The house band at the Whisk-A-Go-Go was The Celestials whose lead singer was Johnny Hensley. He would later become a well known promoter of shows in the Bell Auditorium, a successful real estate agent and the host of his Shag City beach music TV show.
In late 1972, the larger part of the Nicholson Building became the Country Carousel nightclub managed by Leon “Bruno” Ward and his wife, Mary.
And that became the first place Barbara Mandrell would perform in Augusta in December of 1972. The future country music superstar booked with her family band was advertised to be doing shows “for one week only.”
Usually that meant performing three times a night at the Country Carousel to maybe the size of audiences that could fit into a dressing room at Nashville’s Ryman Auditorium.
Mandrell would return to Augusta many times to headline shows both in Bell Auditorium and the Augusta-Richmond County Civic Center (later James Brown Arena).

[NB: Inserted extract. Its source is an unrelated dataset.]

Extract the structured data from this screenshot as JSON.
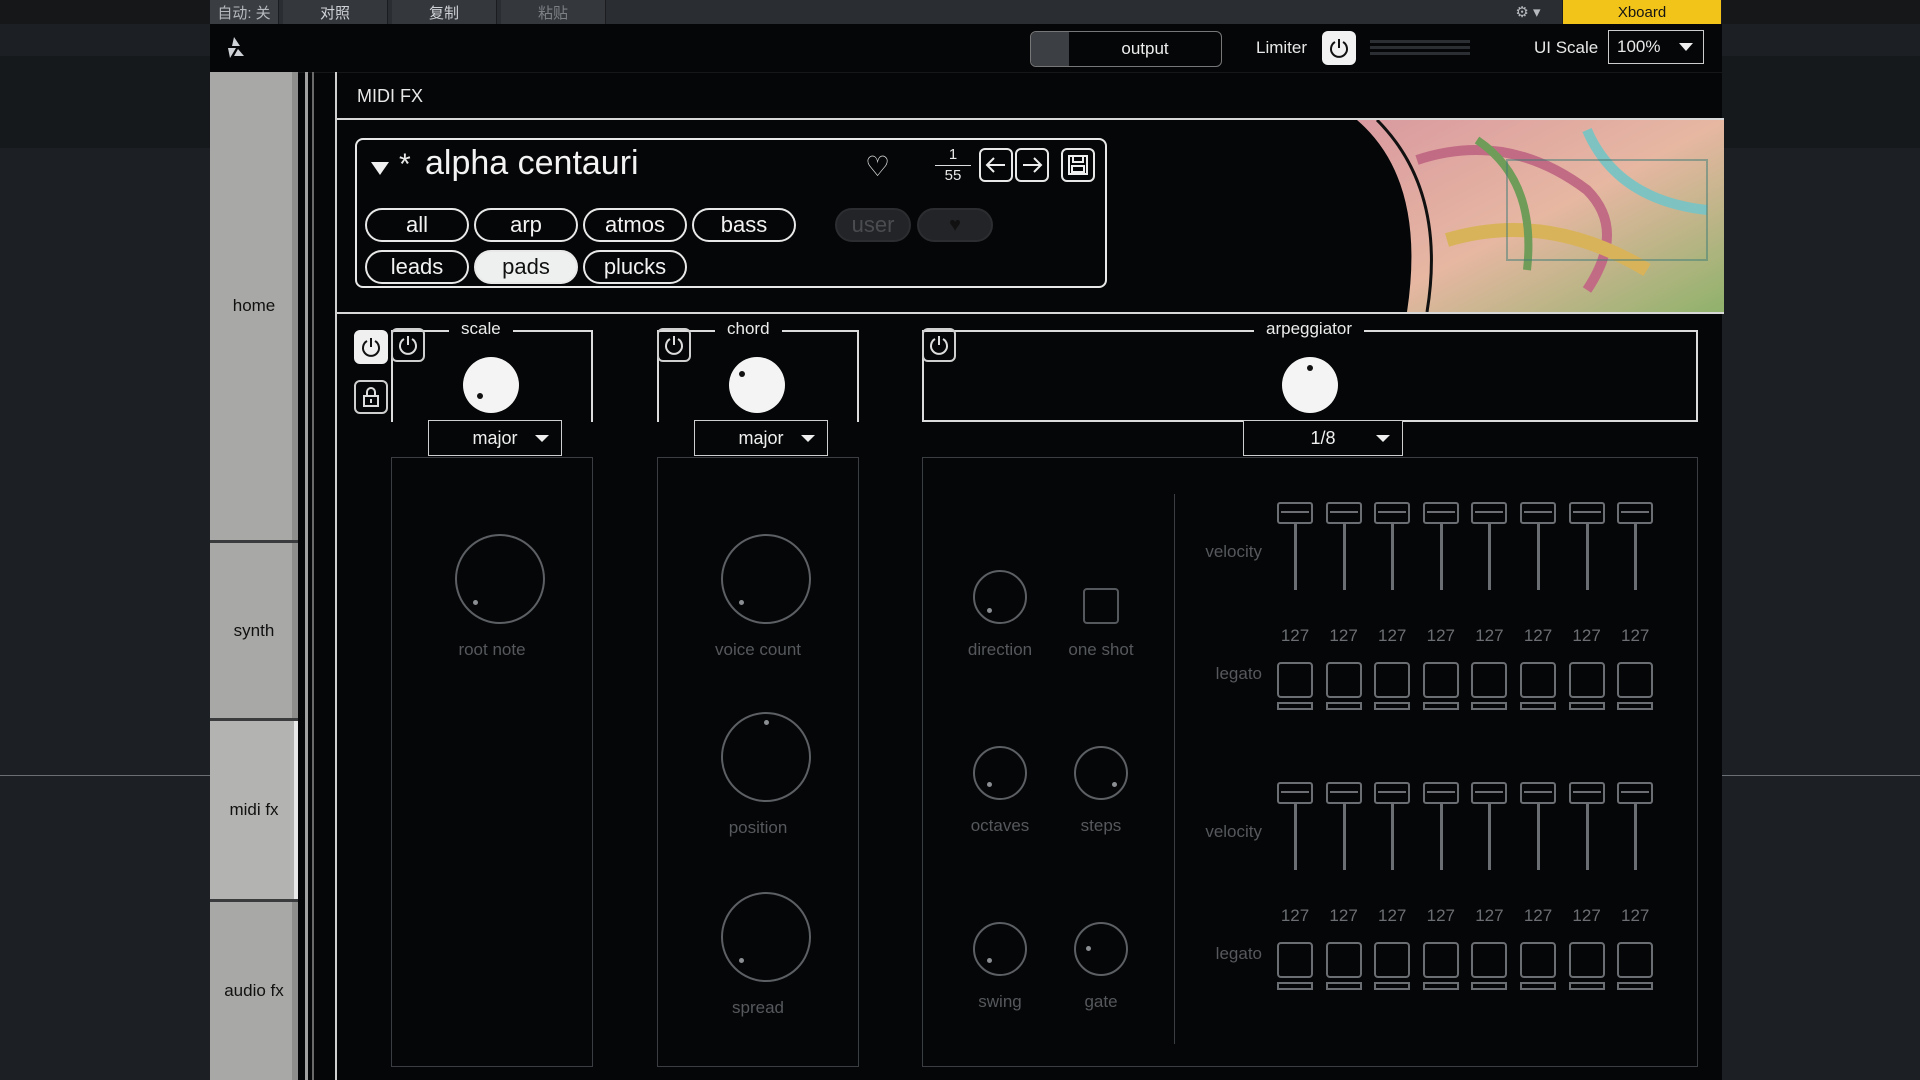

Other country stars who performed at the Country Carousel “for one week only” included Grand Ole Opry legends Dottie West, Little Jimmy Dickens, Nat Stuckey and Tex Ritter as well as famous country entertainers Ace Cannon and Jacky Ward.
Ward at that time was recording duets on Mercury Records with an unknown Oklahoma singer named Reba McEntire.
One night at the Country Carousel, Dottie West introduced me to a visitor and Augusta-area resident named Ginny Wright, who had been a star on the Louisiana Hayride show when Elvis Presley was making guest appearances on the popular radio program.
West told me that she and Wright were the only singers to have No. 1 duet hits with Jim Reeves before he was killed in a plane crash in 1964. West herself would die in a car crash in 1991 on the way to a Grand Ole Opry show.
By the late 1970s, the former Country Carousel had evolved into a Southern rock nightclub called the Whippin’ Post; named after a hit song by the Allman Brothers Band who recorded for Macon, Ga.,-based Capricorn Records.
Word has it that the Allman Brothers themselves slipped into the Whippin’ Post unannounced one night to surprise the Southern rock music fans.
One of the bands that played at the Whippin’ Post was a Florida group called Rukkus. The bass player, who had been born in Augusta’s St. Joseph Hospital (now Trinity), stood out from being so tall and having long blond hair.
That bass player, Terry Bollea, later would become world famous as wrestler Hulk Hogan.
Another Capricorn Records act that could be counted on always to pack the Whippin’ Post was the Eric Quincy Tate band, which in 1976 would record its live album Can’t Keep A Good Band Down at the Whippin’ Post.
There really wasn’t anybody named Eric Quincy Tate in the band. It was just a made-up name.
Also frequently performing at the Whippin’ Post was a great local rock band called Crossroads that featured popular local musician and later recording studio owner Robbie Ducey. Crossroads would perform shows through the South before breaking up and performing its last show at the Whippin’ Post on Labor Day weekend of 1977.
The last big nightclub attempt in the Nicholson Building in 1983 was another country music-theme offering called Sammy’s.
It was operated by long-time Augusta musician Sammy O’Banion, who would eventually move to Tennessee and then North Carolina where he would gain his biggest fame with his beach music band.
O’Banion even would be inducted into a beach music hall of fame. Too bad there isn’t a hall of fame for nightclubs with great memories or else the Country Carousel, Whippin’ Post, Sammy’s and Marine Room all might be eligible.